The People's Email Network helps you tell the Justice Department to investigate J.P. Morgan Chase CEO Jamie Dimon's lobbying of Congressfolk to support a bankster-friendly provision in the recent omnibus spending bill. That provision is, as you know, the one allowing big banksters to gamble with derivatives using taxpayer funds, which action Dodd-Frank formerly prohibited. Some of you may be tempted to call this "harassment" or "chilling free speech." But you'd need to prove the mere act of investigating constitutes "harassment," and lobbying for a provision which would stand to make you a lot of money isn't quite "free speech" -- you might more accurately describe it as a bribe or, depending on the nature of the communications between Mr. Dimon and certain Congressfolk, a threat, and neither of these comprise Constitutionally-protected speech, not even to Chief Justice Roberts. Too many folks already buy laws favorable to them -- and unfavorable to the people at large -- using campaign contributions as a cudgel, and (as former Republican Rep. Vance McAllister instructed us many months ago) they're not all as good at covering their tracks as they'd like us to think. Maybe Mr. Dimon is, but we'll never know unless we do something.
Meanwhile, the Governmental Accounting Standards Board, or GASB, has proposed rules mandating state and local governments to report how much revenue they lose from "tax abatements," or tax breaks states and municipalities give to corporations for the benefit of the community. This is significant because the GASB has never done so before, and thus we can only estimate how many billions of dollars of taxpayer money -- our money -- states and municipalities spend on corporate welfare (though we think it's about $70 billion). It's also significant because the GASB develops the Generally Accepted Accounting Principles, or GAAP, which almost every state and municipality follows. But while GASB's efforts also contain some loopholes, chief among them that the new rules would make reporting the recipients of taxpayer money voluntary, and though corporations like to tell you that all voluntary requirements eventually become "mandatory," they don't, and the fact remains: voluntary doesn't mean mandatory.
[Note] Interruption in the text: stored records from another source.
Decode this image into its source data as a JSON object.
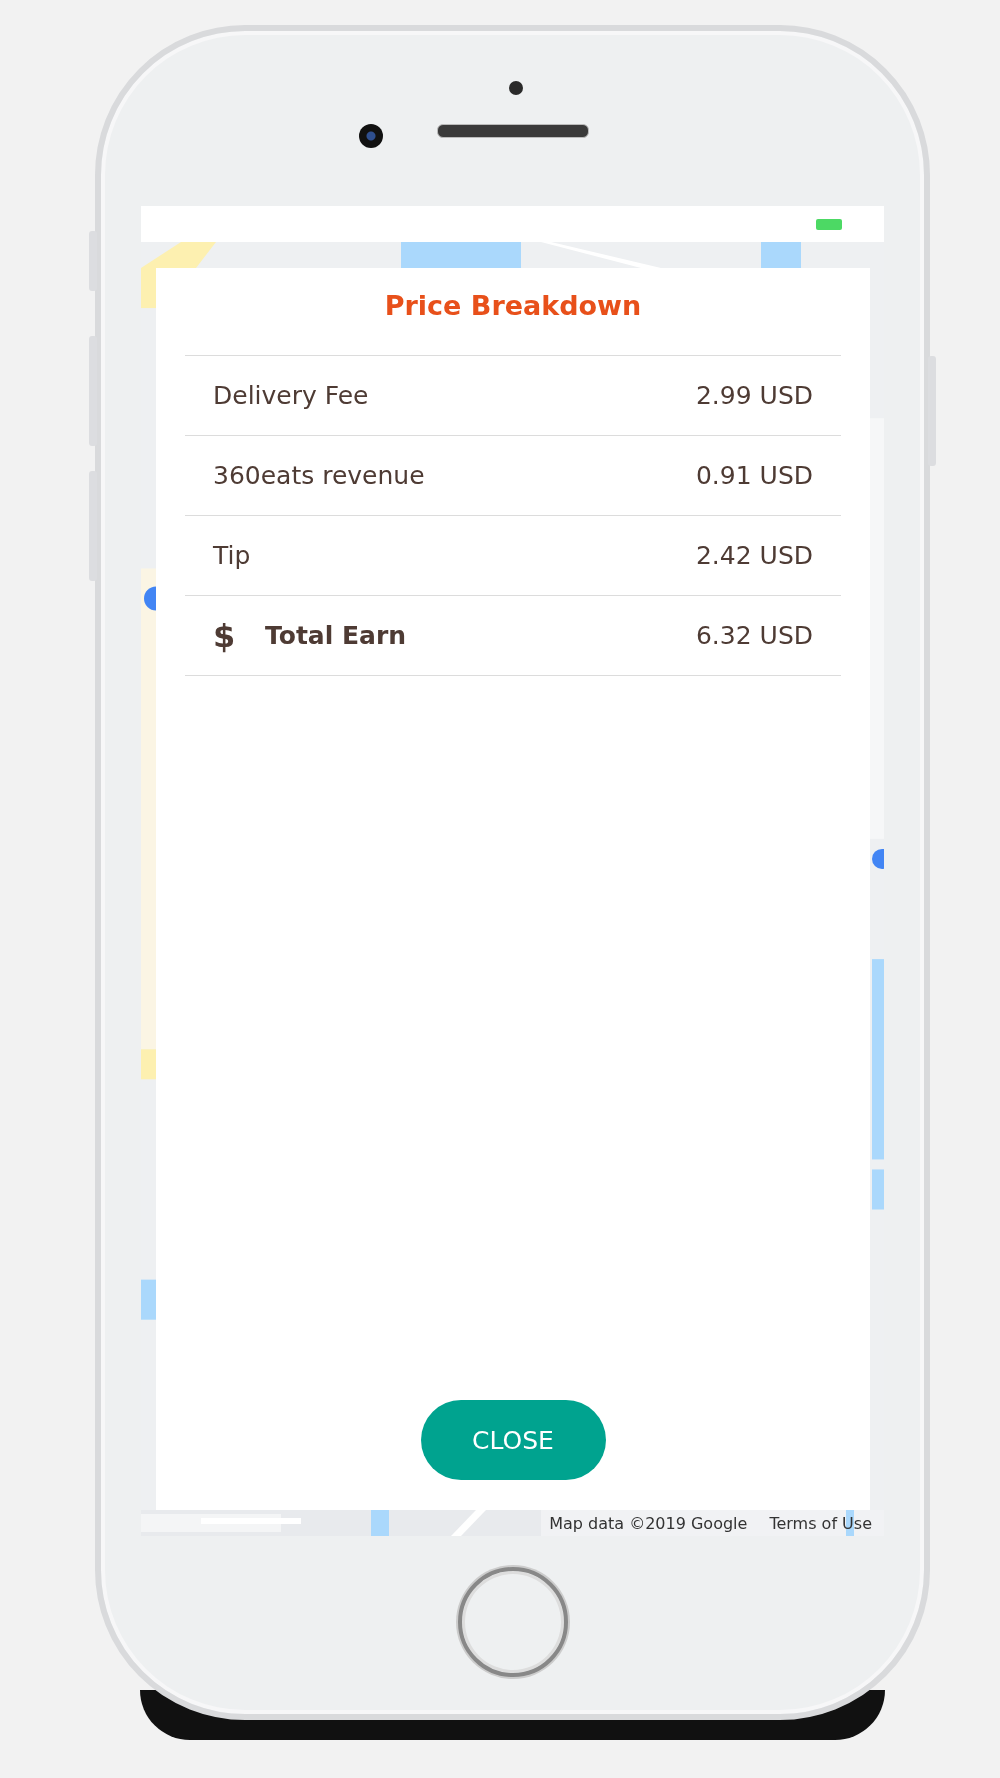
{
  "dialog": {
    "title": "Price Breakdown",
    "rows": [
      {
        "kind": "plain",
        "label": "Delivery Fee",
        "amount": "2.99 USD"
      },
      {
        "kind": "plain",
        "label": "360eats revenue",
        "amount": "0.91 USD"
      },
      {
        "kind": "plain",
        "label": "Tip",
        "amount": "2.42 USD"
      },
      {
        "kind": "total",
        "icon": "$",
        "label": "Total Earn",
        "amount": "6.32 USD"
      }
    ],
    "button": "CLOSE"
  },
  "map": {
    "kind": "picture",
    "attribution": "Map data ©2019 Google",
    "terms_link": "Terms of Use"
  }
}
So Good Jobs First helps you file a public comment with the GASB supporting the strongest tax abatement reporting rules possible.
Meanwhile, Consumers Union helps you call FCC Chair Tom Wheeler's toll-free number at 1.888.598.4221 and tell him to reject the proposed Comcast/Time-Warner merger. Consumers Union would also like you to tell them how the call went. The public comment period on the merger ends December 23 (which is next Tuesday); clearly the FCC hopes that everyone will forget about the merger because it's the holidays and all, but we do not forget that mergers kill jobs, reduce competition, and hike prices. It's like Our Glorious Elites have completely forgotten that more businesses means more jobs and lower prices for consumers. I say "it's like" because I'm pretty sure they just want us to think they're that dumb, or they want us to forget how things actually work. Comcast, for its part, claims it's "really" competing with wireless services (which no one who has actually used a wireless service believes) and also says "the same people" have been opposing mergers for decades. Perhaps in the 1960s South, they'd have complained that "the same people always oppose Jim Crow laws." (If you'd prefer to send an email message, Consumers Union helps you do that, too.)